Je faisais souvent des références jusqu’au jour où quelques camarades me conseillèrent d’écrire un article pour le journal Haïastan : et c’est donc avec grand plaisir que j’ai décidé de relever ce défi.

Pour ma part, rédiger un tel article fut une grande nouveauté, car ce fut la première fois que j’ai dû effectuer une analyse et un travail de recherche poussés pour un écrit ; je me suis surtout concentré sur la période entre 1960 et 1990.

Je compare souvent le conflit Nord-Irlandais avec celui de l’Arménie et l’Artsakh.

Les Arméniens revendiquent un rattachement de l’Artsakh à l’Arménie, les Rrlandais exigent une Irlande unifiée. 

Dans cette même situation l’Angleterre, est « l’Azerbaïdjan » des Irlandais. 

Tout comme les Arméniens, les irlandais ont eu recours aux armes pour faire valoir leurs droits. 

Bien sûr il y a des rapprochements, même si ce sont différents cas : l’Irlande était plutôt dans une situation de guerre civile entre républicains et nationalistes (ceux qui se battaient pour l’union entre l’Irlande et l’Irlande du Nord, principalement des catholiques), opposés aux loyalistes et unionistes (ceux qui luttaient pour le maintien de l’Irlande du Nord avec « la couronne », principalement des protestants). 

Le combat des Arméniens était décomposé en deux parties : 

  • La lutte armée pour la reconnaissance et l’existence du génocide des Arméniens 
  • La libération de l’Artsakh

J’aimerais retransmettre une déclaration de Michel Jobert au Figaro Magazine, que j’ai pu retrouver dans l’ouvrage d’Ara Krikorian – Journal d’un militant :

« Le terrorisme est inacceptable.
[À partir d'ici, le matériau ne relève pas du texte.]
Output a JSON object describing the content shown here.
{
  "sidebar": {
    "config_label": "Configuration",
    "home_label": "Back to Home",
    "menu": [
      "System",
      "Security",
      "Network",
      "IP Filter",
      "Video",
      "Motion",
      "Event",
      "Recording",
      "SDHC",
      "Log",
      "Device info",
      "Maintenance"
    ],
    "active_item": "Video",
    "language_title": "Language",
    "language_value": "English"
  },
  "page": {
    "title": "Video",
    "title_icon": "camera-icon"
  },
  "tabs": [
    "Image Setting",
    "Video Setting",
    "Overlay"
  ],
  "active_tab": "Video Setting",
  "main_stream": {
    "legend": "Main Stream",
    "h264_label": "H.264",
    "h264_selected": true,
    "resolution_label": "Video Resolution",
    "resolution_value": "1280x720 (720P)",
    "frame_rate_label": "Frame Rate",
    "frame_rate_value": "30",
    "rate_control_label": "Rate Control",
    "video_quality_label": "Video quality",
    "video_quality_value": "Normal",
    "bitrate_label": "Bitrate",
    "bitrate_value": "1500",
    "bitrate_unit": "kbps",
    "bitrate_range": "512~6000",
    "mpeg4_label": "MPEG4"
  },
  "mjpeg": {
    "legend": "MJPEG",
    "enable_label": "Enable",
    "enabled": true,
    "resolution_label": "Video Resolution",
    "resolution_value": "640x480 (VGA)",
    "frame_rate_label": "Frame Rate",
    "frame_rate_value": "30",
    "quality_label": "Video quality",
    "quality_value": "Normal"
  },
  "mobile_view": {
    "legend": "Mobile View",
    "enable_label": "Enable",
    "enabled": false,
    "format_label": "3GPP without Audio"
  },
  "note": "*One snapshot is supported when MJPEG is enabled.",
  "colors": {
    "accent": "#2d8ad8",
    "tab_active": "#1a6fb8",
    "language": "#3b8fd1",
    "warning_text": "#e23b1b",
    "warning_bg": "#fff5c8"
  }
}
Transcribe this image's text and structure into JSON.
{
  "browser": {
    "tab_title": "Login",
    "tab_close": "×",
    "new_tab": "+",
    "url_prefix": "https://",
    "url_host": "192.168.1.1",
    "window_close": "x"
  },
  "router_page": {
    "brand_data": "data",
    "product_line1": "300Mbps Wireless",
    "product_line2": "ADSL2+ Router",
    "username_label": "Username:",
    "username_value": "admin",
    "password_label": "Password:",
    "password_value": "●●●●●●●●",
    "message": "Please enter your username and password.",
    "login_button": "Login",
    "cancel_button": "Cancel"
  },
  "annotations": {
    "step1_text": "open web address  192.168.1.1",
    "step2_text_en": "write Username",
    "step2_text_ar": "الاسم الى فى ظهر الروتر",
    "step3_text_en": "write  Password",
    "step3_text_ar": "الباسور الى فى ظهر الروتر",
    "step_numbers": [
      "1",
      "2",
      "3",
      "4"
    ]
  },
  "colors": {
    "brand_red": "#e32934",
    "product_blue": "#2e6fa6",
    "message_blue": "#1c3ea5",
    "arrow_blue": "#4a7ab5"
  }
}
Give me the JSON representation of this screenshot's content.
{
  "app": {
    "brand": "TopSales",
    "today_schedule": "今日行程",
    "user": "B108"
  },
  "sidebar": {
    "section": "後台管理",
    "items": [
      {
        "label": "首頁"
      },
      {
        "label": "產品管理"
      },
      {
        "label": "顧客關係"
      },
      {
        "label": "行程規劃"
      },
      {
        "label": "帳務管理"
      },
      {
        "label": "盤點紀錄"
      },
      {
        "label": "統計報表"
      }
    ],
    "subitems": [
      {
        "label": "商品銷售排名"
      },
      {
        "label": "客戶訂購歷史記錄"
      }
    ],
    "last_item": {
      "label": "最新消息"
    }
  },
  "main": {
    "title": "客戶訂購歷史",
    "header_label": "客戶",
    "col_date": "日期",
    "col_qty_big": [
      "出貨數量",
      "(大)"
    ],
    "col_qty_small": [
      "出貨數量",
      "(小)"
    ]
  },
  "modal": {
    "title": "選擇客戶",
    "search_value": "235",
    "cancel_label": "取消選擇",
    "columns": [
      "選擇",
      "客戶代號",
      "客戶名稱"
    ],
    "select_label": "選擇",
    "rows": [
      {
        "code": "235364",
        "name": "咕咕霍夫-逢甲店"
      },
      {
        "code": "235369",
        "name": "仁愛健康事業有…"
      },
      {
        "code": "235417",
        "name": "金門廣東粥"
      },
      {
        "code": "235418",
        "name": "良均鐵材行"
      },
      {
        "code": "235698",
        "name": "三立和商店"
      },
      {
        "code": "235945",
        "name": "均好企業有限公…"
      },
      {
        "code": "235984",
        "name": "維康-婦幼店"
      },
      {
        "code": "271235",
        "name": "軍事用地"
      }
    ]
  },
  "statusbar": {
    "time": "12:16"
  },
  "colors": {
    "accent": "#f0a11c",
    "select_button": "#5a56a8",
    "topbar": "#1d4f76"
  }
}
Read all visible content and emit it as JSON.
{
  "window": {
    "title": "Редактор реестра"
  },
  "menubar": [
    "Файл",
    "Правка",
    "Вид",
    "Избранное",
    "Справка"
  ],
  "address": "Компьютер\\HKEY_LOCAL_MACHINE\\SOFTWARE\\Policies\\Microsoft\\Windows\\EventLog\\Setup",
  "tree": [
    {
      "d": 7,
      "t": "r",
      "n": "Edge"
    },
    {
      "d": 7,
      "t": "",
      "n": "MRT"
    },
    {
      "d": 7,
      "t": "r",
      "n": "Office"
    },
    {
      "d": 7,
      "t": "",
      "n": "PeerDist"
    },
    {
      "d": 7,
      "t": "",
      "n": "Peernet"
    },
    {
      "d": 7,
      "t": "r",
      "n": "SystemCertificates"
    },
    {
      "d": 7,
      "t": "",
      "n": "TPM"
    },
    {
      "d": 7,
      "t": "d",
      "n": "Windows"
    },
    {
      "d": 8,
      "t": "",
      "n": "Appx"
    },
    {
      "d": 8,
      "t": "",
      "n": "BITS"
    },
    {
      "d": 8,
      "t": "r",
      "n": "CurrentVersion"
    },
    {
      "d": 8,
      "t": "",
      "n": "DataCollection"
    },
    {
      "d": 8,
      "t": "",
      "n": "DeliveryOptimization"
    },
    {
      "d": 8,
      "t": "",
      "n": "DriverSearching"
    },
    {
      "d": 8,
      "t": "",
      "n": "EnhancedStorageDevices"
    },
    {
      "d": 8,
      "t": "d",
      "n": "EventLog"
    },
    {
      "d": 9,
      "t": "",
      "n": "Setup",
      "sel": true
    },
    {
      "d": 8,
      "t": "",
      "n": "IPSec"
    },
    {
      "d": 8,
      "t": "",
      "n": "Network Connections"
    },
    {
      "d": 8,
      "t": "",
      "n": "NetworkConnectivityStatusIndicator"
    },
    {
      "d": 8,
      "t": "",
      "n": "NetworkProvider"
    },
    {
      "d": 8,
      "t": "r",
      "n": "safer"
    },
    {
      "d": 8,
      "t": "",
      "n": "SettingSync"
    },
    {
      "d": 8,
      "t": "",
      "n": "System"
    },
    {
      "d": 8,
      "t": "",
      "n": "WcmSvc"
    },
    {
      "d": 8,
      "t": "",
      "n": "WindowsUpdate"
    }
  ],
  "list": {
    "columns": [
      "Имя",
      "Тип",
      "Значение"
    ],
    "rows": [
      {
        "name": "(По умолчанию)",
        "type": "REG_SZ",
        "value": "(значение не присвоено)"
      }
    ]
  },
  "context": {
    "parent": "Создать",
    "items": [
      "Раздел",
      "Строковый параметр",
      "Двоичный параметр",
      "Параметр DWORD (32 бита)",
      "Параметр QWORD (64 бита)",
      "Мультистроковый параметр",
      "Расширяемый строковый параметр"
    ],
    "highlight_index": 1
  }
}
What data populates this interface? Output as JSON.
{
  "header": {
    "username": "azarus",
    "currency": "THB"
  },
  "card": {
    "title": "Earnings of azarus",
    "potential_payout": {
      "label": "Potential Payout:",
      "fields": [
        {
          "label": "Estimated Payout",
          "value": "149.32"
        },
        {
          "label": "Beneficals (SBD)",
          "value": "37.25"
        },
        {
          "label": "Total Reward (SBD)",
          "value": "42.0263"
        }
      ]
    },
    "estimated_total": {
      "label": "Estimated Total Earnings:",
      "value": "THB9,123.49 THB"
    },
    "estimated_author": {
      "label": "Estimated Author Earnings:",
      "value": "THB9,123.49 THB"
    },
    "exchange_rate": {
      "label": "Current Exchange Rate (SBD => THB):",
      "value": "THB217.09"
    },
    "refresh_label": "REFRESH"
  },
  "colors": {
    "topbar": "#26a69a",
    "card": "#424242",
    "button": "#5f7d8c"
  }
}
Cependant, il faut, pour le faire cesser, tenter de comprendre les raisons objectives de sa survenue. L’analyse des origines du terrorisme montre qu’il se produit dès lors que les problèmes n’ont pas été résolus. On a toujours le choix entre résoudre et ne jamais résoudre les problèmes posés. Dans ce cas, il ne faut pas s’étonner des réactions. Prenons l’exemple du terrorisme irlandais. Il s’explique parce que la question a été occultée depuis plus d’un siècle. On peut dire tout autant de la Cause arménienne qui n’existe qu’en raison de l’indifférence de la collectivité internationale ».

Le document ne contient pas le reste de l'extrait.